In a letter to lawmakers, Treasury Secretary Janet Yellen stated that “the period of time that extraordinary measures may last is subject to considerable uncertainty.” At that point, the Treasury will have to pay its bills late, and the United States may default on its debt, which has never happened before.

So far, the Treasury Department has taken extraordinary measures such as suspending new investments and liquidating prior investments in the Civil Service Retirement and Disability Fund and the Postal Service Retiree Health Benefits Fund.

Furthermore, Yellen stated in a letter last week that it could be the final blow that sends the fragile economy into a recession.

Inaction on raising the debt ceiling for an extended period of time would jeopardise several government programmes.

What’s at stake is as follows:

Will the debt ceiling have an impact on Social Security?

Whether or not the debt limit is raised on time, Social Security may be affected. This is because some Republican lawmakers have indicated they will not raise the debt ceiling unless it is accompanied by a reduction in Social Security funding, among other spending cuts.

Not all Republican lawmakers support Social Security cuts, and Democrats have indicated they will not compromise on the issue.

However, if the government defaults on its debt, the $90 billion monthly Social Security payments made to 65 million recipients could be interrupted, according to the National Committee to Preserve Social Security and Medicare.

“Without the authority to cash in… securities,” the Committee said in an online post, referring to Treasury securities such as bonds in which the Social Security trust fund invests. “It is more likely than in the past that Social Security beneficiaries will bear the full brunt of a default,” according to the post.

The Committee also stated that if an agreement is not reached, Medicare and Medicaid payments may be delayed.
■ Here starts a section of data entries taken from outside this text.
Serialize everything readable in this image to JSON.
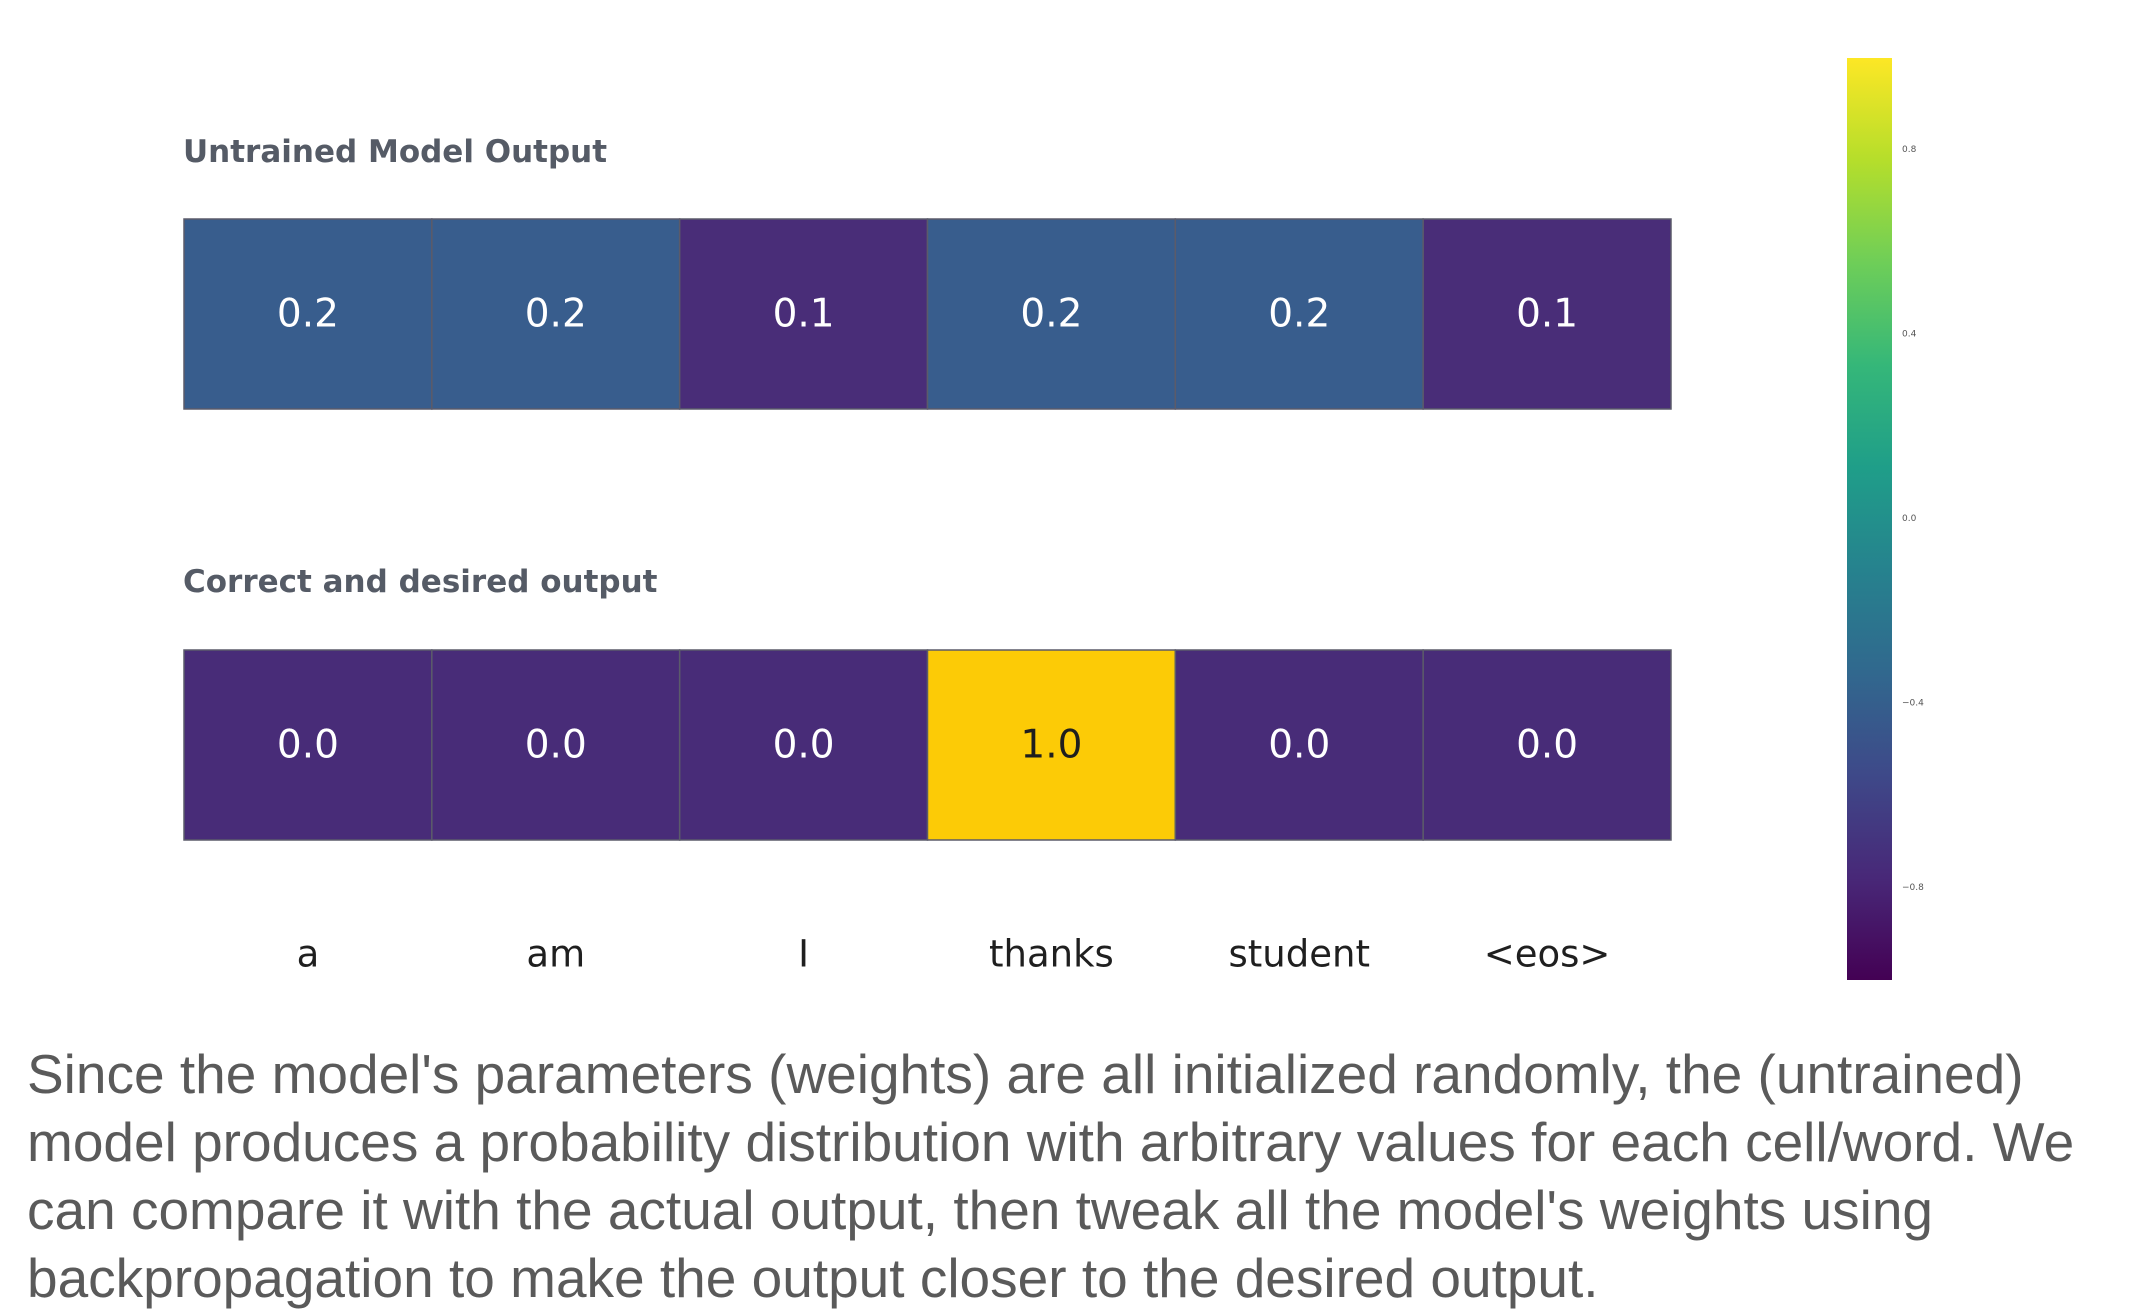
{
  "chart_data": {
    "type": "heatmap",
    "categories": [
      "a",
      "am",
      "I",
      "thanks",
      "student",
      "<eos>"
    ],
    "panels": [
      {
        "title": "Untrained Model Output",
        "values": [
          0.2,
          0.2,
          0.1,
          0.2,
          0.2,
          0.1
        ],
        "value_labels": [
          "0.2",
          "0.2",
          "0.1",
          "0.2",
          "0.2",
          "0.1"
        ],
        "cell_colors": [
          "#385d8d",
          "#385d8d",
          "#492d78",
          "#385d8d",
          "#385d8d",
          "#492d78"
        ]
      },
      {
        "title": "Correct and desired output",
        "values": [
          0.0,
          0.0,
          0.0,
          1.0,
          0.0,
          0.0
        ],
        "value_labels": [
          "0.0",
          "0.0",
          "0.0",
          "1.0",
          "0.0",
          "0.0"
        ],
        "cell_colors": [
          "#482c78",
          "#482c78",
          "#482c78",
          "#fccb06",
          "#482c78",
          "#482c78"
        ]
      }
    ],
    "colorbar": {
      "ticks": [
        "0.8",
        "0.4",
        "0.0",
        "−0.4",
        "−0.8"
      ],
      "tick_values": [
        0.8,
        0.4,
        0.0,
        -0.4,
        -0.8
      ],
      "range": [
        -1.0,
        1.0
      ],
      "colorscale": [
        "#440154",
        "#482878",
        "#3e4989",
        "#31688e",
        "#26828e",
        "#1f9e89",
        "#35b779",
        "#6ece58",
        "#b5de2b",
        "#fde725"
      ]
    }
  },
  "caption": "Since the model's parameters (weights) are all initialized randomly, the (untrained) model produces a probability distribution with arbitrary values for each cell/word. We can compare it with the actual output, then tweak all the model's weights using backpropagation to make the output closer to the desired output."
}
Because medical centres would not receive timely reimbursements, this could have an impact on the care provided to Medicare and Medicaid policyholders.

Refunds of taxes

On January 23, the Internal Revenue Service will begin accepting and processing tax returns. The IRS stated that people who file their returns electronically should receive a refund within 21 days if they are eligible.

However, Yellen hinted in her letter that if the debt ceiling is not raised, it could take much longer.

401(k) Effect

If the debt ceiling is reached without a timely resolution, financial markets may become unstable.

After the limit was breached, markets remained relatively calm on Thursday.

According to Michael Sheldon, chief investment officer and executive director at investment advisor RDM Financial Group at Hightower, long-term investors should stay the course and not let short-term events dictate their investment decisions.

“As with many of these crises in Washington in recent years, cooler heads will likely prevail at the last minute,” Sheldon predicted. “For long-term investors putting money aside for retirement, this will most likely be short-lived, so you should continue to focus on your long-term investment objectives.”